13. A method as recited in claim 12, wherein the second surface domain further comprises a different second dye and the second dye is evident at the surface of the skin.

14. A method as recited in claim 7, wherein the plurality of particles is biodegradable.

15. A method as recited in claim 7, wherein at least some of the plurality of particles are microparticles with a largest dimension no greater than about 1000 microns.

16. A method as recited in claim 7, wherein at least some of the plurality of particles are nanoparticles with a largest dimension no greater than about 1000 nanometers.

17. A particle comprising a core structure and a first surface domain and a different second surface domain, wherein:

the first surface domain comprises a first dye and a first net charge;

the second surface domain comprises a different second net charge; and

the first dye is substantively absent in the core structure and in the second surface domain.

18. A particle as recited in claim 17, wherein the second surface domain further comprises a different second dye.

19. A particle as recited in claim 17, wherein the particle is biodegradable.

20. A particle as recited in claim 17, wherein the particle is a microparticle with a largest dimension no greater than about 1000 microns.

21. A particle as recited in claim 17, wherein the particle is a nanoparticle with a largest dimension no greater than about 1000 nanometers.

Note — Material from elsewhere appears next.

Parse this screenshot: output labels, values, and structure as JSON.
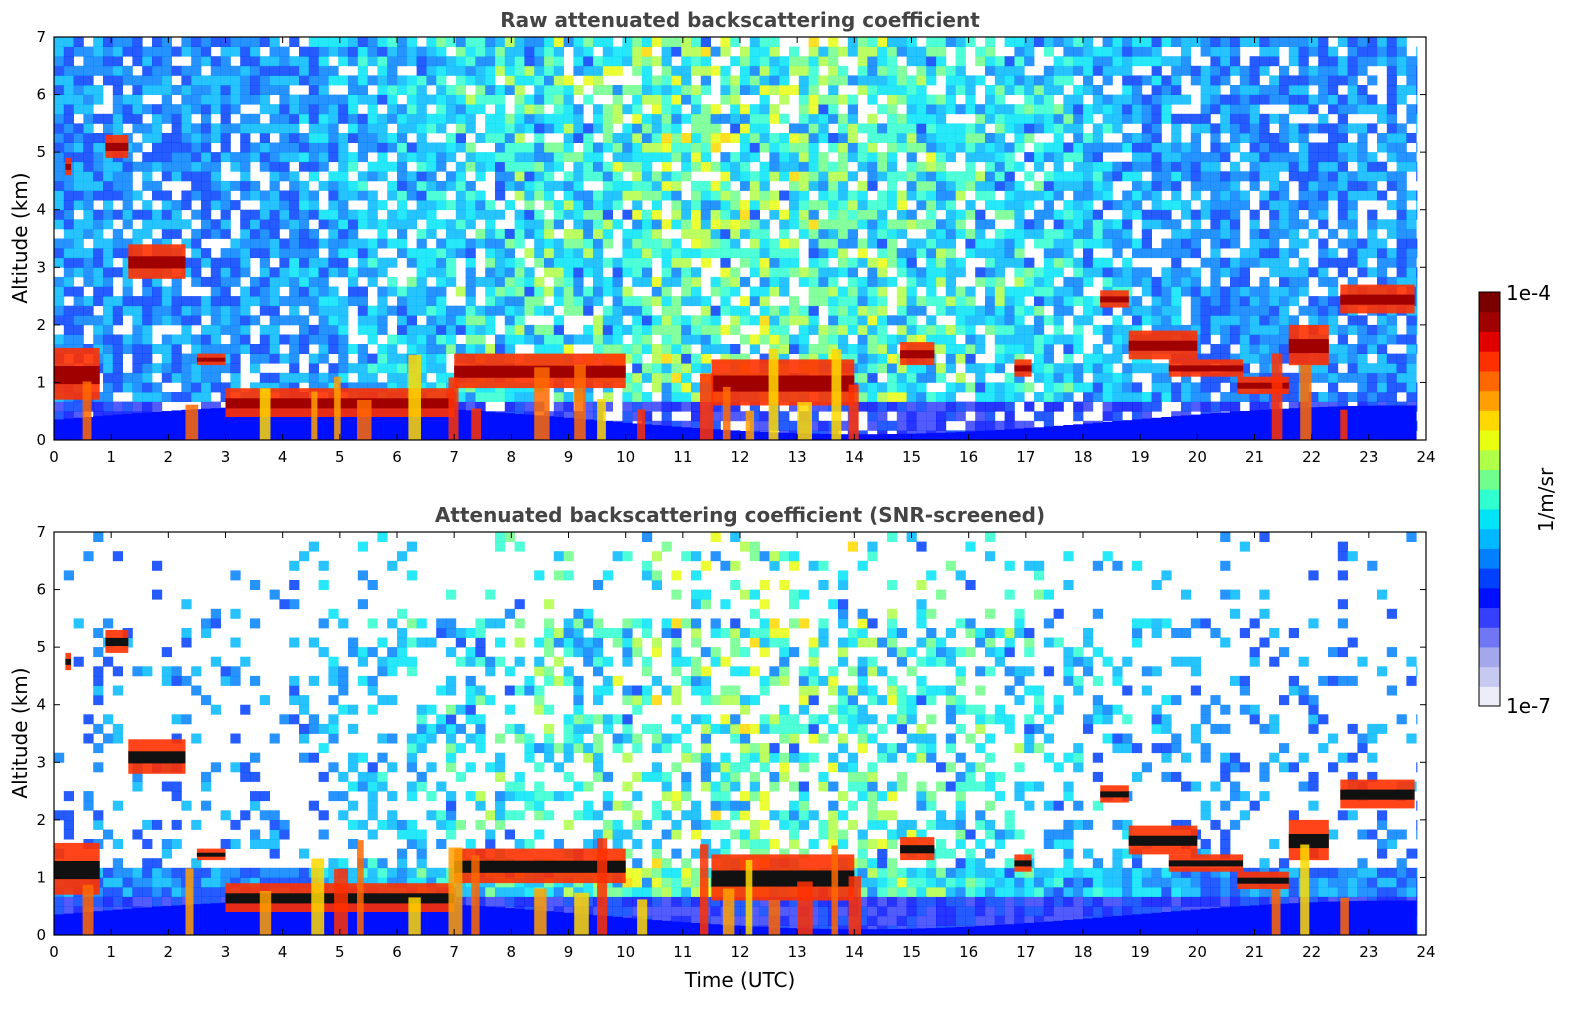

22. A particle as recited in claim 17, wherein at least one of the first surface domain or the second surface domain or the core structure further comprises a temperature sensitive agent.

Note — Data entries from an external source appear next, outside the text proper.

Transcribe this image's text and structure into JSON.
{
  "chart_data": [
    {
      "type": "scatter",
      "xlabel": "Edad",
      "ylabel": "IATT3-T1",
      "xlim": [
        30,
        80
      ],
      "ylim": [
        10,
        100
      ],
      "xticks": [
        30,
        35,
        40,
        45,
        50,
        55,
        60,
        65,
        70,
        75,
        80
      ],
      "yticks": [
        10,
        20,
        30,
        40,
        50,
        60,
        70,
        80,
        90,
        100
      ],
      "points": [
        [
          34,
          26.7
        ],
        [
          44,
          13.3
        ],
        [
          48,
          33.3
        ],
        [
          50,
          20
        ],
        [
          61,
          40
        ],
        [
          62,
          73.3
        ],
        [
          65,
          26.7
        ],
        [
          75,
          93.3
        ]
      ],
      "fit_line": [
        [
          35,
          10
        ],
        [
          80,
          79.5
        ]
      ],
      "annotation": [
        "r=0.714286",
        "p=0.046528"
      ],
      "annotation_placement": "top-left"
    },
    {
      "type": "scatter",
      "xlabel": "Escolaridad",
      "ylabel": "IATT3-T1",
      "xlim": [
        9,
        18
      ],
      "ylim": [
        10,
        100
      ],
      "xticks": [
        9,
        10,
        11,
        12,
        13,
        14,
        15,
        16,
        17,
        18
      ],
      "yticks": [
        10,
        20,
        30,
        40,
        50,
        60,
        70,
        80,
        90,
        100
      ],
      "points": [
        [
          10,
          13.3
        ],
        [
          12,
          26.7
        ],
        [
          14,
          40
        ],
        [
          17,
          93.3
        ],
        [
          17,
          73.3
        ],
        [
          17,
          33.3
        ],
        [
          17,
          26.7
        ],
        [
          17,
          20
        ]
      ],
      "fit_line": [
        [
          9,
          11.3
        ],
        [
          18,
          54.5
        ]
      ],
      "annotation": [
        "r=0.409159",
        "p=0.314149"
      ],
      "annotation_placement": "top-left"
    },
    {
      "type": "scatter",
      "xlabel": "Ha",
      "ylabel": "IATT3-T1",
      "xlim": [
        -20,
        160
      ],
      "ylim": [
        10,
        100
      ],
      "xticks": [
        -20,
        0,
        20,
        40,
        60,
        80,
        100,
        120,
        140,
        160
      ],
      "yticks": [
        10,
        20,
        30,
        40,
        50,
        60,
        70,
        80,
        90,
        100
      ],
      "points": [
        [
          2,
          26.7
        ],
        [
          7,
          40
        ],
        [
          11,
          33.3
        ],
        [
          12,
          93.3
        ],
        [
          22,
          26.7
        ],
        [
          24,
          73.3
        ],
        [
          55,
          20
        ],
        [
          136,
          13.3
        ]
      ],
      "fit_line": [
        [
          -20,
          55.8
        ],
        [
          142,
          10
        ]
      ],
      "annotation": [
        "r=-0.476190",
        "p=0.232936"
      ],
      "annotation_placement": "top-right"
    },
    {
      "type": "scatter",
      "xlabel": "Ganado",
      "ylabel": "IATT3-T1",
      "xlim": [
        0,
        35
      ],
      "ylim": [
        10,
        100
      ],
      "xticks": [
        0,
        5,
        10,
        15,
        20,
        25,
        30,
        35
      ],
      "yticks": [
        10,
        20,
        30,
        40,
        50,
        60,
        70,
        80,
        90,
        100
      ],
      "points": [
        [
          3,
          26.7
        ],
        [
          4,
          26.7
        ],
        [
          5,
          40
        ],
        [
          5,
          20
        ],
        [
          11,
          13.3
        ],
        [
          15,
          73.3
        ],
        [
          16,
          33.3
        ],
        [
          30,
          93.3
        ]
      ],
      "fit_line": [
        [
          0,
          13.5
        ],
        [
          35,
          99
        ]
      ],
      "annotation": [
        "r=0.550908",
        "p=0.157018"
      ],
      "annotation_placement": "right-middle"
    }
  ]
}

23. A particle as recited in claim 17, wherein at least one of the first surface domain or the second surface domain or the core structure further comprises a pH sensitive agent.

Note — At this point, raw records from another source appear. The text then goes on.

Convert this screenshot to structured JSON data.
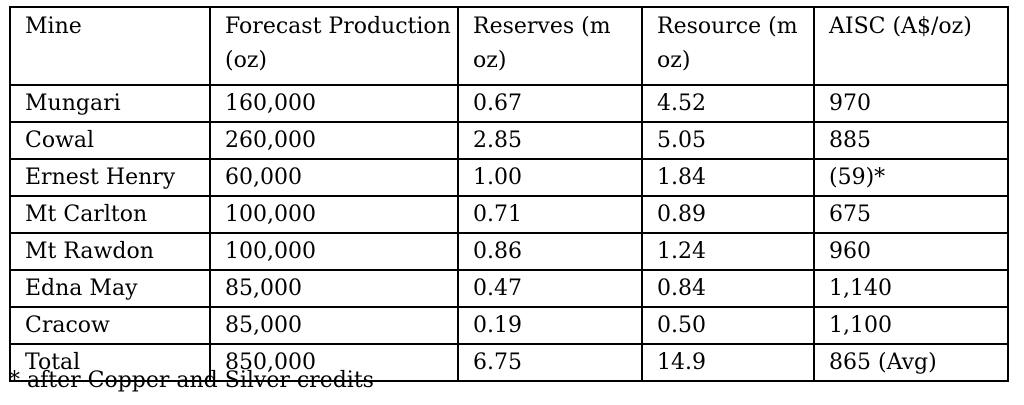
{
  "table": {
    "headers": [
      "Mine",
      "Forecast Production (oz)",
      "Reserves (m oz)",
      "Resource (m oz)",
      "AISC (A$/oz)"
    ],
    "rows": [
      [
        "Mungari",
        "160,000",
        "0.67",
        "4.52",
        "970"
      ],
      [
        "Cowal",
        "260,000",
        "2.85",
        "5.05",
        "885"
      ],
      [
        "Ernest Henry",
        "60,000",
        "1.00",
        "1.84",
        "(59)*"
      ],
      [
        "Mt Carlton",
        "100,000",
        "0.71",
        "0.89",
        "675"
      ],
      [
        "Mt Rawdon",
        "100,000",
        "0.86",
        "1.24",
        "960"
      ],
      [
        "Edna May",
        "85,000",
        "0.47",
        "0.84",
        "1,140"
      ],
      [
        "Cracow",
        "85,000",
        "0.19",
        "0.50",
        "1,100"
      ],
      [
        "Total",
        "850,000",
        "6.75",
        "14.9",
        "865 (Avg)"
      ]
    ]
  },
  "footnote": "* after Copper and Silver credits"
}
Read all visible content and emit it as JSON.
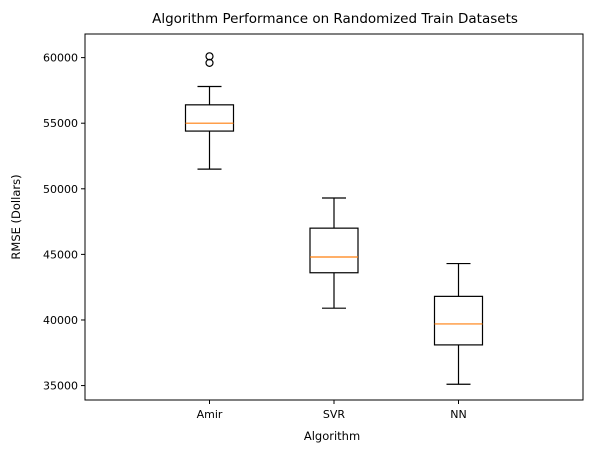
{
  "chart_data": {
    "type": "box",
    "title": "Algorithm Performance on Randomized Train Datasets",
    "xlabel": "Algorithm",
    "ylabel": "RMSE (Dollars)",
    "ylim": [
      33900,
      61800
    ],
    "yticks": [
      35000,
      40000,
      45000,
      50000,
      55000,
      60000
    ],
    "categories": [
      "Amir",
      "SVR",
      "NN"
    ],
    "boxes": [
      {
        "label": "Amir",
        "whisker_low": 51500,
        "q1": 54400,
        "median": 55000,
        "q3": 56400,
        "whisker_high": 57800,
        "outliers": [
          59600,
          60100
        ]
      },
      {
        "label": "SVR",
        "whisker_low": 40900,
        "q1": 43600,
        "median": 44800,
        "q3": 47000,
        "whisker_high": 49300,
        "outliers": []
      },
      {
        "label": "NN",
        "whisker_low": 35100,
        "q1": 38100,
        "median": 39700,
        "q3": 41800,
        "whisker_high": 44300,
        "outliers": []
      }
    ],
    "colors": {
      "box": "#000000",
      "median": "#ff7f0e",
      "outlier": "#000000"
    },
    "grid": false,
    "legend": "none"
  }
}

24. A particle as recited in claim 17, wherein at least one of the first surface domain or the second surface domain or the core structure further comprises a light sensitive agent.

25. A particle as recited in claim 17, wherein at least one of the first surface domain or the second surface domain or the core structure further comprises a conductivity sensitive agent.

26. A particle having multiple functionalized surface domains, the particle comprising:

a core structure having a surface;

a plurality of first linkers, each comprising a first end that binds to the surface of the core structure, and a second end that comprises a first functional group having a first charge; and

a plurality of second linkers, each comprising a first end that binds to the surface of the core structure, and a second end that comprises a second functional group having a different second charge;

wherein the linkers are bound to the surface of the core structure via their respective first ends, and wherein the first and second functional groups form an external mosaic of surface domains, each domain comprising a majority of one type of functional group.

27. A particle as recited in claim 26, wherein at least one of the first functional group or the second functional group or the core structure further comprises a temperature sensitive agent.

28. A particle as recited in claim 26, wherein at least one of the first functional group or the second functional group or the core structure further comprises a pH sensitive agent.

29. A particle as recited in claim 26, wherein at least one of the first functional group or the second functional group or the core structure further comprises a light sensitive agent.

30. A particle as recited in claim 26, wherein at least one of the first functional group or the second functional group or the core structure further comprises a conductivity sensitive agent.